To validate the subcellular localization of TaSnRK2.4-B, we successfully constructed the part27-35S:TaSnRK2.4-B-GFP fusion expression vector into Agrobacterium GV3101 and transferred it to tobacco leaves. The results showed that TaSnRK2.4-B was located in the cell membrane, cytoplasm, and nucleus (Fig. 10b), which was consistent with the localization results of its homologous gene TaSnRKs [22, 60].

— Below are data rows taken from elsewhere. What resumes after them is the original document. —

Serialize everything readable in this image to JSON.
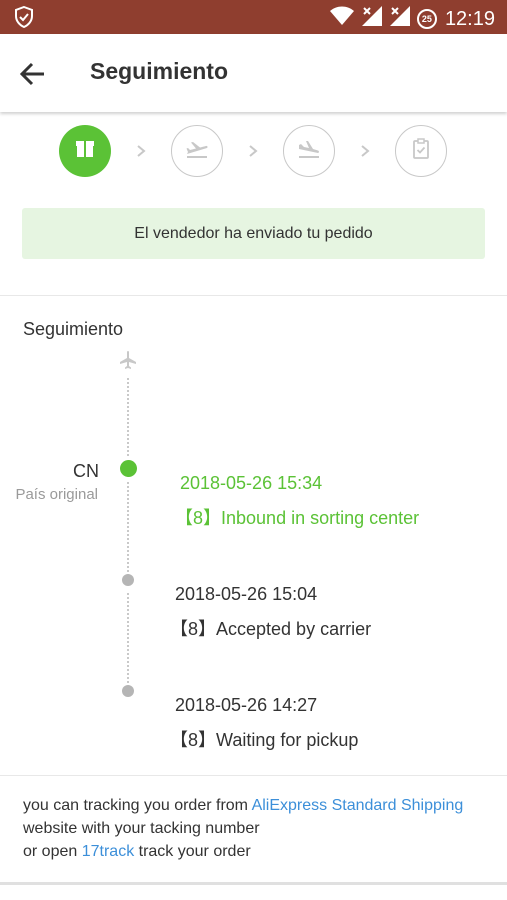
{
  "status_bar": {
    "time": "12:19",
    "notification_count": "25",
    "icons": [
      "shield-icon",
      "wifi-icon",
      "signal-icon",
      "signal-icon",
      "notification-badge"
    ]
  },
  "header": {
    "title": "Seguimiento",
    "back_icon": "arrow-left-icon"
  },
  "steps": [
    {
      "icon": "package-icon",
      "state": "active"
    },
    {
      "icon": "plane-takeoff-icon",
      "state": "pending"
    },
    {
      "icon": "plane-landing-icon",
      "state": "pending"
    },
    {
      "icon": "clipboard-check-icon",
      "state": "pending"
    }
  ],
  "banner": {
    "text": "El vendedor ha enviado tu pedido"
  },
  "tracking": {
    "title": "Seguimiento",
    "origin_code": "CN",
    "origin_label": "País original",
    "events": [
      {
        "time": "2018-05-26 15:34",
        "desc": "【8】Inbound in sorting center",
        "current": true
      },
      {
        "time": "2018-05-26 15:04",
        "desc": "【8】Accepted by carrier",
        "current": false
      },
      {
        "time": "2018-05-26 14:27",
        "desc": "【8】Waiting for pickup",
        "current": false
      }
    ]
  },
  "note": {
    "part1": "you can tracking you order from ",
    "link1": "AliExpress Standard Shipping",
    "part2": " website with your tacking number",
    "part3": "or open ",
    "link2": "17track",
    "part4": " track your order"
  },
  "colors": {
    "status_bar": "#8f3e2f",
    "accent_green": "#5bc236",
    "banner_bg": "#e6f5e1",
    "link": "#3c8fd9"
  }
}
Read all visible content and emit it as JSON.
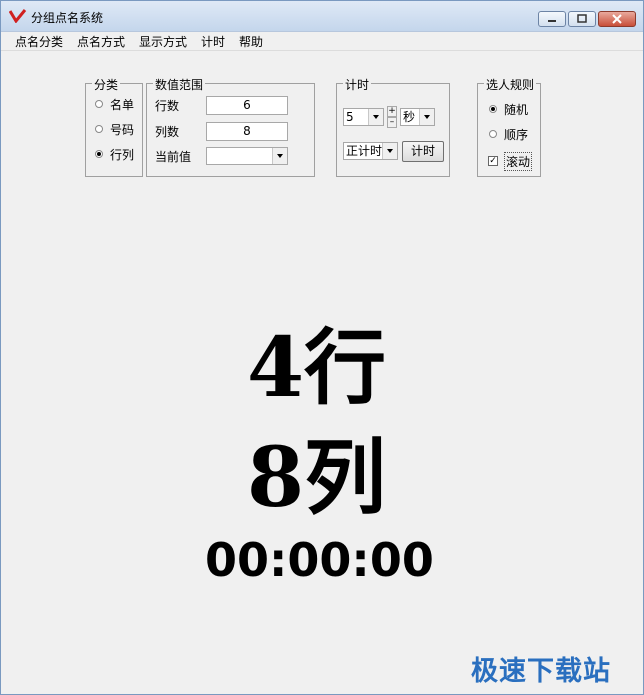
{
  "window": {
    "title": "分组点名系统"
  },
  "menu": [
    "点名分类",
    "点名方式",
    "显示方式",
    "计时",
    "帮助"
  ],
  "category": {
    "legend": "分类",
    "options": [
      "名单",
      "号码",
      "行列"
    ],
    "selected": 2
  },
  "range": {
    "legend": "数值范围",
    "rows_label": "行数",
    "rows_value": "6",
    "cols_label": "列数",
    "cols_value": "8",
    "current_label": "当前值",
    "current_value": ""
  },
  "timing": {
    "legend": "计时",
    "amount": "5",
    "unit": "秒",
    "mode": "正计时",
    "button": "计时"
  },
  "rule": {
    "legend": "选人规则",
    "options": [
      "随机",
      "顺序"
    ],
    "selected": 0,
    "scroll_label": "滚动",
    "scroll_checked": true
  },
  "display": {
    "row_text": "4行",
    "col_text": "8列",
    "clock": "00:00:00"
  },
  "watermark": "极速下载站"
}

In this study, we have demonstrated that TaSnRK2.4-B responds to many biotic stresses, and we wanted to examine whether this response exists in Phytophthora infestans (P. infestans) challenge. Therefore, the mature protein-coding regions of TaSnRK2.4-B were cloned and transiently expressed in N. benthamiana using Agrobacterium-mediated expression followed by a P. infestans infection. After six days post inoculation (dpi), significantly smaller lesions were observed in areas expressing TaSnRK2.4-B compared to that of free GFP (Fig. 10c-d; P < 0.05), suggesting that the expression of TaSnRK2.4-B inhibited P. infestans invasion to the host. This inhibition is likely to enhance plants’ ability to resist stress by responding to signal transduction pathways of hormones such as salicylic acid or gibberellin [61–62]. However, the specific mechanism of action still needs further experimental investigation.